Mr. Fedak has served as organist and choir director for churches and synagogues in the East and Midwest. From 1990 until 2021, he held the position of Minister of Music and Arts at Westminster Presbyterian Church on Capitol Hill in Albany, New York, where he directed an active music program and recital series. While at Westminster he also oversaw the restoration and reinstallation of the church’s historic four-manual, 1929 E. M. Skinner pipe organ. In 2014 he was reappointed Organist/Choir Director at Congregation Beth Emeth in Albany, a position he had previously held from 1991 to 2001. He has taught organ and keyboard harmony at the College of St.
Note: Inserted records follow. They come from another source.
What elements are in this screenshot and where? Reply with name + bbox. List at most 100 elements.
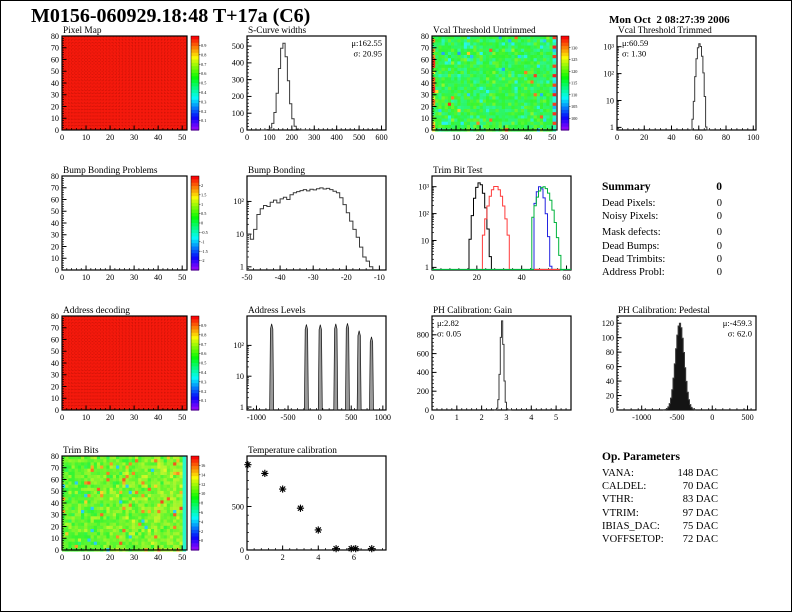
svg-text:0: 0 [245,133,249,142]
stat-row: CALDEL: 70 DAC [602,480,718,493]
colorbar-label: 14 [201,472,206,477]
stat-row: Dead Bumps: 0 [602,240,722,253]
svg-text:0: 0 [55,546,59,555]
svg-text:10: 10 [82,273,90,282]
stats-line: μ:162.55 [351,38,382,48]
svg-text:60: 60 [51,475,59,484]
svg-text:40: 40 [51,359,59,368]
svg-text:60: 60 [606,362,614,371]
page-title: M0156-060929.18:48 T+17a (C6) [31,5,311,27]
svg-text:40: 40 [51,79,59,88]
svg-text:0: 0 [430,413,434,422]
histogram-outline [494,320,512,411]
histogram-outline [662,322,697,411]
colorbar-label: 0.7 [201,62,207,67]
svg-text:0: 0 [240,546,244,555]
svg-text:60: 60 [695,133,703,142]
svg-text:80: 80 [722,133,730,142]
svg-text:50: 50 [178,133,186,142]
svg-text:30: 30 [130,413,138,422]
svg-text:1: 1 [240,403,244,412]
colorbar-label: 110 [571,92,577,97]
svg-text:50: 50 [51,207,59,216]
svg-text:10: 10 [51,394,59,403]
colorbar-label: 0.7 [201,342,207,347]
svg-text:0: 0 [610,406,614,415]
colorbar-label: 0.2 [201,109,206,114]
summary-title: Summary [602,181,651,193]
svg-text:0: 0 [430,133,434,142]
svg-text:400: 400 [417,368,429,377]
histogram-outline [260,42,310,131]
svg-text:3: 3 [504,413,508,422]
svg-text:40: 40 [154,553,162,562]
bump-bonding-title: Bump Bonding [248,166,305,176]
svg-text:0: 0 [425,126,429,135]
stat-row: Dead Pixels: 0 [602,197,722,210]
colorbar-label: 0.4 [201,90,207,95]
svg-text:10: 10 [421,114,429,123]
histogram-outline [690,43,710,131]
stat-label: VOFFSETOP: [602,534,664,546]
svg-text:30: 30 [51,231,59,240]
colorbar-label: 115 [571,81,577,86]
colorbar-label: -1.5 [201,249,208,254]
colorbar-label: 2 [201,183,203,188]
svg-text:500: 500 [345,413,357,422]
ph-calibration-gain-title: PH Calibration: Gain [433,306,512,316]
svg-text:10: 10 [82,133,90,142]
svg-text:70: 70 [51,324,59,333]
svg-text:60: 60 [562,273,570,282]
svg-text:0: 0 [60,133,64,142]
colorbar-label: 100 [571,116,577,121]
plot-ph-calibration-gain: PH Calibration: Gain 0 1 2 3 4 5 0 200 400 600 800 μ… [399,303,584,433]
pixel-map-canvas: Pixel Map 0 10 20 30 40 50 0 10 20 30 40 50 60 70 80 0.9… [51,26,207,142]
svg-text:300: 300 [308,133,320,142]
trim-bits-title: Trim Bits [63,446,99,456]
svg-text:50: 50 [178,413,186,422]
svg-text:40: 40 [524,133,532,142]
plot-trim-bits: Trim Bits 0 10 20 30 40 50 0 10 20 30 40 50 60 70 80 16 1… [29,443,214,573]
svg-text:0: 0 [55,126,59,135]
histogram-outline [246,187,374,270]
svg-text:1: 1 [240,263,244,272]
colorbar-label: 12 [201,482,205,487]
plot-frame [61,175,188,271]
vcal-trimmed-canvas: Vcal Threshold Trimmed 0 20 40 60 80 100 1 10 10²… [603,26,759,142]
stat-row: VANA: 148 DAC [602,467,718,480]
colorbar-label: 8 [201,501,203,506]
scatter-marker [261,469,269,478]
stat-label: VANA: [602,468,634,479]
plot-frame [431,175,572,271]
svg-text:1000: 1000 [375,413,391,422]
svg-text:30: 30 [51,511,59,520]
histogram-outline [481,186,510,270]
stat-label: Address Probl: [602,267,665,279]
stat-label: VTRIM: [602,507,639,519]
timestamp: Mon Oct 2 08:27:39 2006 [609,14,730,26]
stat-value: 0 [716,240,722,252]
svg-text:80: 80 [606,348,614,357]
svg-text:20: 20 [106,133,114,142]
stat-label: VTHR: [602,494,634,506]
svg-text:10: 10 [236,230,244,239]
summary-block: Summary 0 Dead Pixels: 0 Noisy Pixels: 0 Mas… [602,181,722,279]
stat-value: 0 [716,227,722,239]
pixel-map-title: Pixel Map [63,26,102,36]
svg-text:-30: -30 [308,273,319,282]
colorbar-label: 120 [571,69,577,74]
address-level-spike [333,323,339,411]
svg-text:30: 30 [130,273,138,282]
vcal-untrimmed-canvas: Vcal Threshold Untrimmed 0 10 20 30 40 50 0 10 20… [421,26,578,142]
stats-line: μ:2.82 [437,318,459,328]
plot-frame [246,455,387,551]
address-decoding-canvas: Address decoding 0 10 20 30 40 50 0 10 20 30 40 50 60… [51,306,207,422]
svg-text:60: 60 [51,195,59,204]
svg-text:10: 10 [82,413,90,422]
plot-vcal-threshold-trimmed: Vcal Threshold Trimmed 0 20 40 60 80 100 1 10 10²… [584,23,769,153]
svg-text:20: 20 [106,273,114,282]
svg-text:0: 0 [318,413,322,422]
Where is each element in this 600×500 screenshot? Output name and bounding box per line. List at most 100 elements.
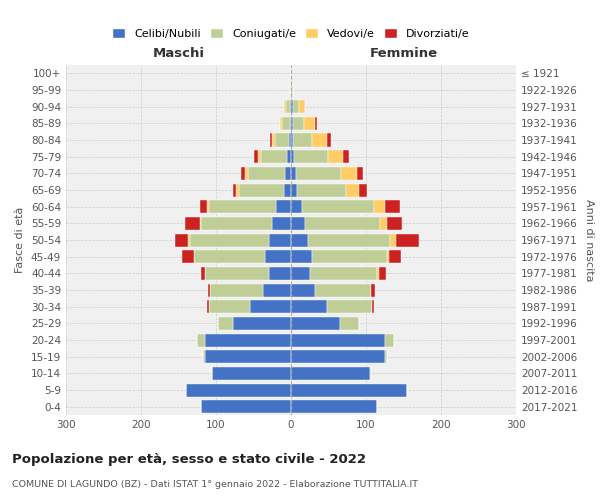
Bar: [205, 350, 291, 363]
Text: Popolazione per età, sesso e stato civile - 2022: Popolazione per età, sesso e stato civil…: [12, 452, 366, 466]
Bar: [357, 167, 363, 180]
Text: COMUNE DI LAGUNDO (BZ) - Dati ISTAT 1° gennaio 2022 - Elaborazione TUTTITALIA.IT: COMUNE DI LAGUNDO (BZ) - Dati ISTAT 1° g…: [12, 480, 418, 489]
Bar: [385, 334, 394, 346]
Bar: [390, 234, 396, 246]
Bar: [290, 84, 291, 96]
Bar: [372, 300, 374, 313]
Bar: [291, 234, 308, 246]
Bar: [304, 117, 315, 130]
Bar: [379, 267, 386, 280]
Bar: [209, 300, 250, 313]
Bar: [343, 150, 349, 163]
Bar: [387, 250, 389, 263]
Y-axis label: Fasce di età: Fasce di età: [16, 207, 25, 273]
Bar: [284, 184, 291, 196]
Bar: [284, 100, 286, 113]
Bar: [373, 200, 385, 213]
Bar: [254, 150, 258, 163]
Bar: [188, 234, 190, 246]
Bar: [291, 150, 294, 163]
Bar: [291, 267, 310, 280]
Bar: [210, 284, 263, 296]
Bar: [310, 267, 377, 280]
Bar: [269, 267, 291, 280]
Bar: [377, 267, 379, 280]
Bar: [201, 217, 272, 230]
Bar: [199, 200, 207, 213]
Bar: [245, 167, 248, 180]
Bar: [233, 184, 236, 196]
Bar: [275, 134, 289, 146]
Bar: [205, 334, 291, 346]
Bar: [212, 367, 291, 380]
Bar: [250, 300, 291, 313]
Bar: [193, 250, 265, 263]
Legend: Celibi/Nubili, Coniugati/e, Vedovi/e, Divorziati/e: Celibi/Nubili, Coniugati/e, Vedovi/e, Di…: [109, 25, 473, 42]
Bar: [302, 200, 373, 213]
Bar: [297, 184, 346, 196]
Bar: [205, 267, 269, 280]
Bar: [186, 384, 291, 396]
Bar: [291, 84, 292, 96]
Bar: [296, 167, 341, 180]
Bar: [293, 134, 312, 146]
Bar: [272, 134, 275, 146]
Bar: [291, 384, 407, 396]
Bar: [291, 317, 340, 330]
Bar: [199, 217, 201, 230]
Bar: [291, 134, 293, 146]
Bar: [346, 184, 359, 196]
Bar: [315, 117, 317, 130]
Bar: [305, 217, 380, 230]
Bar: [327, 300, 372, 313]
Bar: [293, 100, 299, 113]
Bar: [308, 234, 390, 246]
Bar: [190, 234, 269, 246]
Bar: [291, 367, 370, 380]
Bar: [218, 317, 233, 330]
Bar: [291, 100, 293, 113]
Bar: [282, 117, 290, 130]
Bar: [272, 217, 291, 230]
Text: Maschi: Maschi: [152, 47, 205, 60]
Bar: [185, 217, 199, 230]
Bar: [201, 400, 291, 413]
Bar: [291, 217, 305, 230]
Bar: [291, 350, 385, 363]
Y-axis label: Anni di nascita: Anni di nascita: [584, 198, 594, 281]
Bar: [299, 100, 305, 113]
Bar: [285, 167, 291, 180]
Bar: [370, 367, 371, 380]
Bar: [241, 167, 245, 180]
Bar: [327, 134, 331, 146]
Bar: [291, 200, 302, 213]
Bar: [270, 134, 272, 146]
Bar: [385, 350, 387, 363]
Bar: [328, 150, 343, 163]
Bar: [293, 117, 304, 130]
Bar: [261, 150, 287, 163]
Bar: [340, 317, 359, 330]
Bar: [290, 117, 291, 130]
Bar: [233, 317, 291, 330]
Bar: [396, 234, 419, 246]
Bar: [291, 184, 297, 196]
Bar: [207, 300, 209, 313]
Bar: [208, 284, 210, 296]
Bar: [315, 284, 371, 296]
Bar: [258, 150, 261, 163]
Bar: [203, 350, 205, 363]
Bar: [276, 200, 291, 213]
Bar: [291, 167, 296, 180]
Bar: [291, 284, 315, 296]
Bar: [265, 250, 291, 263]
Bar: [175, 234, 188, 246]
Text: Femmine: Femmine: [370, 47, 437, 60]
Bar: [197, 334, 205, 346]
Bar: [239, 184, 284, 196]
Bar: [291, 250, 312, 263]
Bar: [291, 117, 293, 130]
Bar: [291, 300, 327, 313]
Bar: [289, 134, 291, 146]
Bar: [263, 284, 291, 296]
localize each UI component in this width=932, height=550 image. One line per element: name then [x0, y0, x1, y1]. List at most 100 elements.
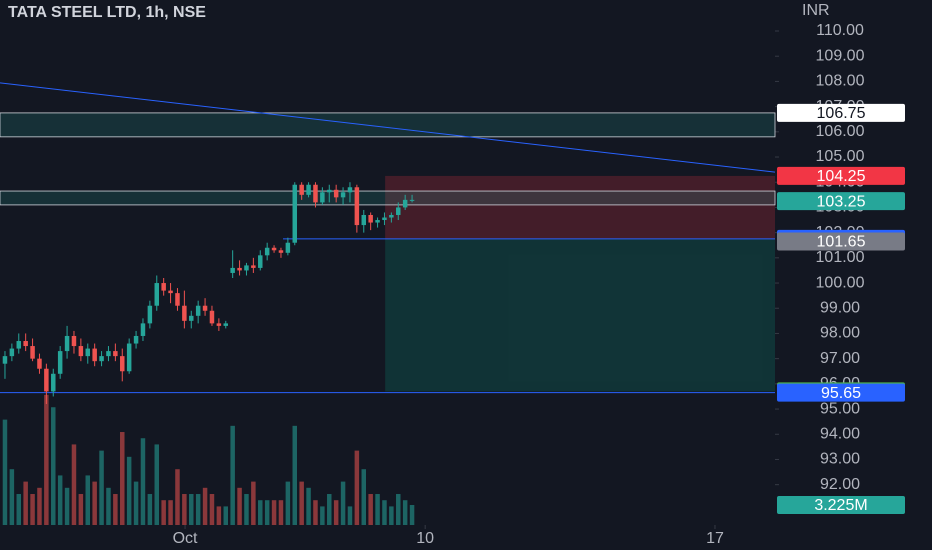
- volume-bar: [202, 487, 208, 525]
- candle-body: [71, 335, 77, 347]
- volume-bar: [258, 500, 263, 525]
- volume-bar: [313, 500, 318, 525]
- volume-bar: [278, 500, 284, 525]
- volume-bar: [306, 487, 311, 525]
- volume-bar: [92, 481, 97, 525]
- candle-body: [409, 199, 415, 201]
- x-tick-label: 17: [706, 530, 724, 547]
- volume-bar: [30, 494, 35, 525]
- candle-body: [120, 356, 125, 372]
- candle-body: [327, 189, 332, 193]
- volume-bar: [361, 469, 367, 525]
- candle-body: [264, 247, 270, 256]
- candle-body: [382, 217, 387, 221]
- candle-body: [161, 283, 166, 291]
- candle-body: [292, 184, 298, 243]
- candle-body: [182, 305, 187, 321]
- volume-bar: [382, 500, 387, 525]
- zone: [0, 190, 776, 206]
- candle-body: [64, 335, 70, 352]
- candle-body: [278, 250, 284, 253]
- volume-bar: [37, 487, 42, 525]
- candle-body: [271, 247, 277, 251]
- y-tick-label: 100.00: [816, 274, 865, 291]
- price-label: 101.65: [817, 234, 866, 251]
- target-zone: [385, 238, 775, 392]
- volume-bar: [320, 506, 325, 525]
- x-tick-label: Oct: [173, 530, 198, 547]
- volume-bar: [99, 450, 104, 525]
- volume-bar: [292, 425, 298, 525]
- y-tick-label: 108.00: [816, 73, 865, 90]
- volume-bar: [396, 494, 401, 525]
- volume-bar: [57, 475, 63, 525]
- volume-bar: [113, 494, 118, 525]
- volume-label-box: [777, 496, 905, 515]
- y-tick-label: 92.00: [820, 476, 860, 493]
- price-label: 103.25: [817, 193, 866, 210]
- candle-body: [202, 305, 208, 311]
- y-tick-label: 93.00: [820, 451, 860, 468]
- y-tick-label: 94.00: [820, 425, 860, 442]
- candle-body: [230, 267, 235, 273]
- candle-body: [216, 323, 222, 326]
- volume-bar: [340, 481, 346, 525]
- candle-body: [375, 220, 380, 223]
- y-tick-label: 98.00: [820, 325, 860, 342]
- volume-bar: [9, 469, 15, 525]
- volume-bar: [354, 450, 360, 525]
- volume-bar: [285, 481, 291, 525]
- candle-body: [99, 356, 104, 362]
- volume-bar: [223, 506, 229, 525]
- y-tick-label: 97.00: [820, 350, 860, 367]
- volume-bar: [375, 494, 380, 525]
- candle-body: [258, 255, 263, 268]
- candle-body: [78, 346, 84, 357]
- volume-bar: [168, 500, 173, 525]
- volume-bar: [16, 494, 22, 525]
- chart-title: TATA STEEL LTD, 1h, NSE: [8, 4, 206, 21]
- volume-bar: [140, 438, 146, 525]
- volume-bar: [409, 505, 415, 525]
- price-label-box: [777, 192, 905, 211]
- candle-body: [51, 373, 56, 392]
- zone: [0, 112, 776, 138]
- volume-bar: [23, 481, 28, 525]
- candle-body: [320, 192, 325, 203]
- candle-body: [37, 358, 42, 369]
- volume-bar: [189, 494, 194, 525]
- candle-body: [244, 265, 249, 271]
- volume-bar: [133, 481, 139, 525]
- price-label: 104.25: [817, 168, 866, 185]
- candle-body: [347, 187, 353, 193]
- volume-bar: [147, 494, 153, 525]
- candle-body: [23, 341, 28, 347]
- volume-bar: [347, 506, 353, 525]
- candle-body: [126, 343, 132, 372]
- candle-body: [147, 305, 153, 324]
- trend-line: [0, 82, 776, 173]
- price-label-box: [777, 103, 905, 122]
- volume-bar: [175, 469, 180, 525]
- volume-bar: [182, 494, 187, 525]
- candle-body: [389, 214, 394, 218]
- volume-bar: [264, 500, 270, 525]
- candle-body: [237, 267, 242, 271]
- candle-body: [313, 184, 318, 203]
- volume-bar: [237, 487, 242, 525]
- candle-body: [92, 348, 97, 362]
- candle-body: [306, 184, 311, 195]
- volume-bar: [120, 432, 125, 525]
- candle-body: [16, 341, 22, 349]
- volume-bar: [402, 500, 408, 525]
- volume-bar: [2, 419, 8, 525]
- y-tick-label: 106.00: [816, 123, 865, 140]
- candle-body: [154, 283, 160, 306]
- volume-bar: [327, 494, 332, 525]
- candle-body: [402, 199, 408, 208]
- y-tick-label: 109.00: [816, 47, 865, 64]
- candle-body: [189, 315, 194, 321]
- volume-bar: [126, 456, 132, 525]
- y-tick-label: 99.00: [820, 299, 860, 316]
- volume-bar: [71, 444, 77, 525]
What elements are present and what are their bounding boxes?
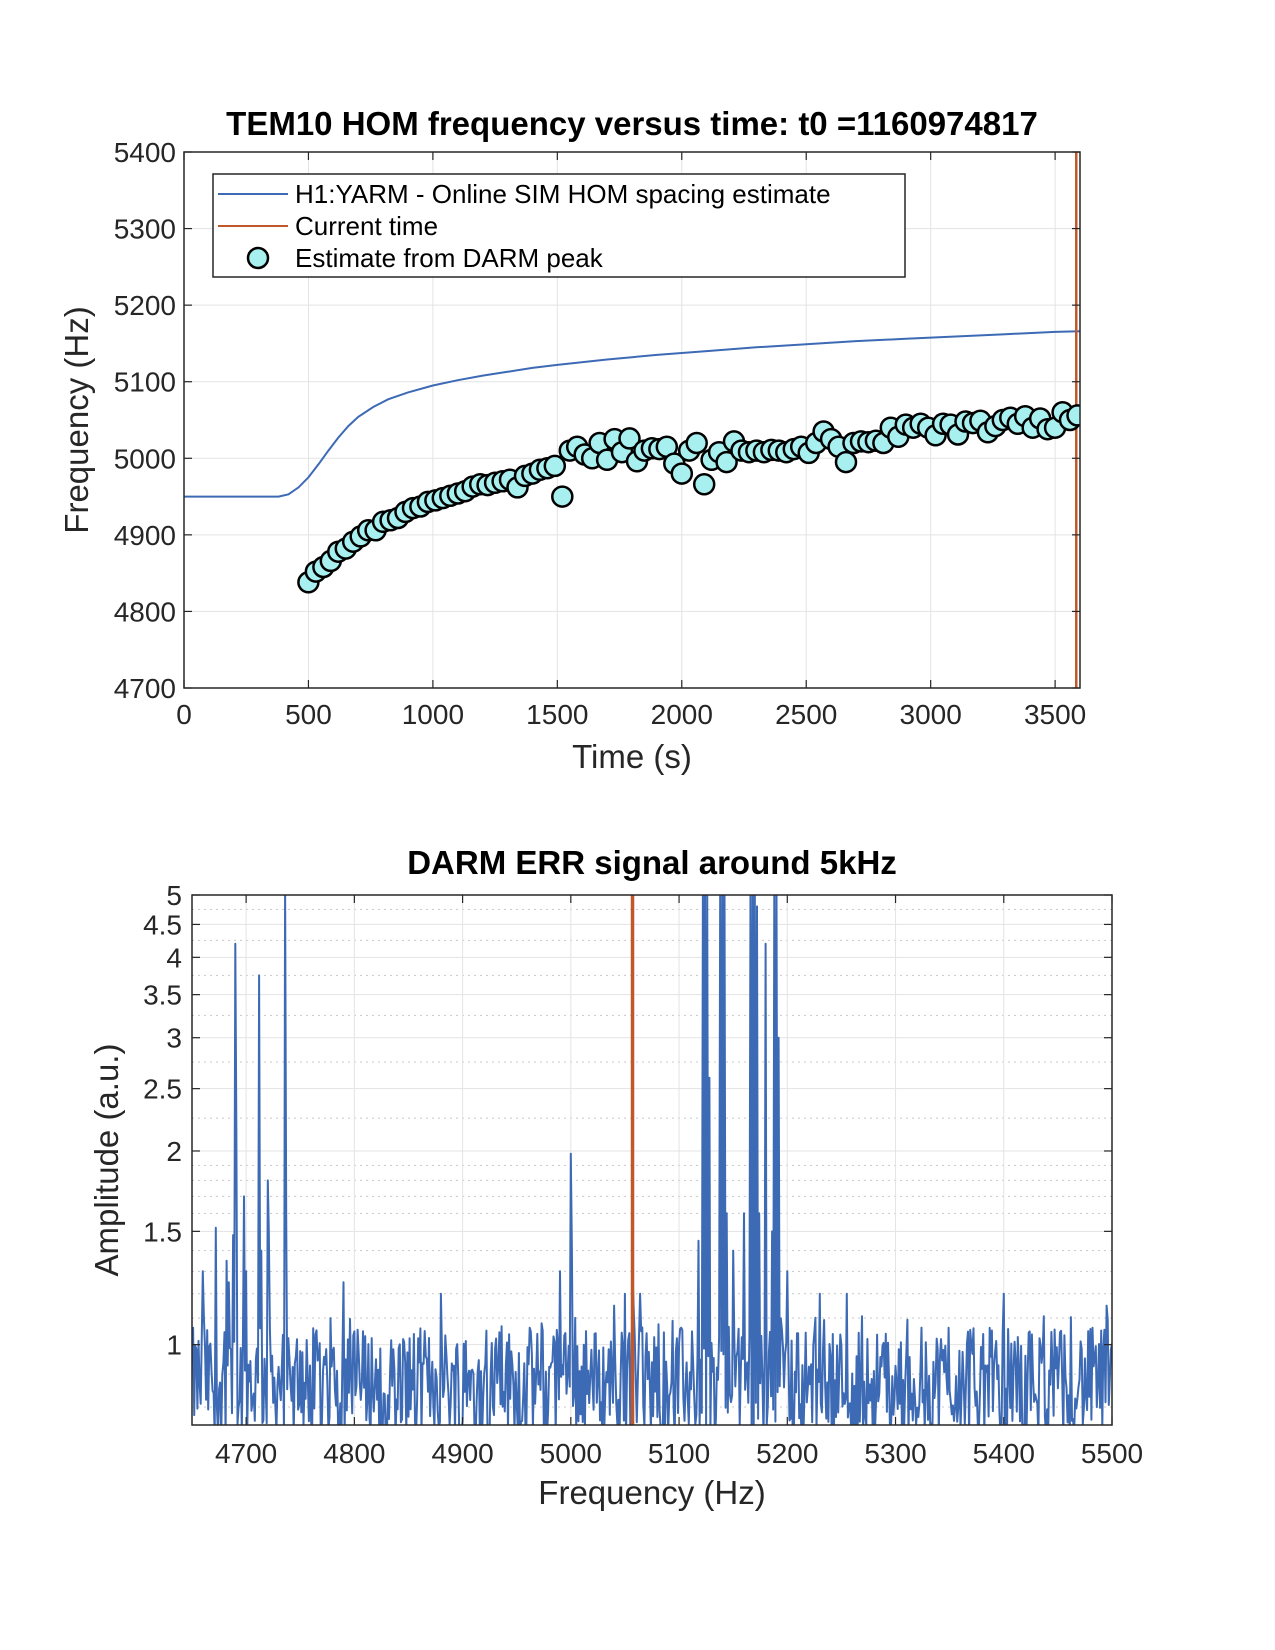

Rose, and is presently a member of the adjunct music faculty at SUNY Schenectady. A Past Dean of the Eastern New York Chapter of the American Guild of Organists, from 2000 till 2017 Mr. Fedak was also the Chapel Organist at Emma Willard School in Troy, New York. Since 2015 he has been Accompanist and Composer-in-Residence for the Hudson-Mohawk Chorale, a 60-voice community chorus founded and directed by his wife Susan. On June 1, 2021, he assumed the post of organist at First Reformed Church of Scotia, New York. Al and Susan are the parents of two grown sons: Peter and Benjamin. They have two grandchildren.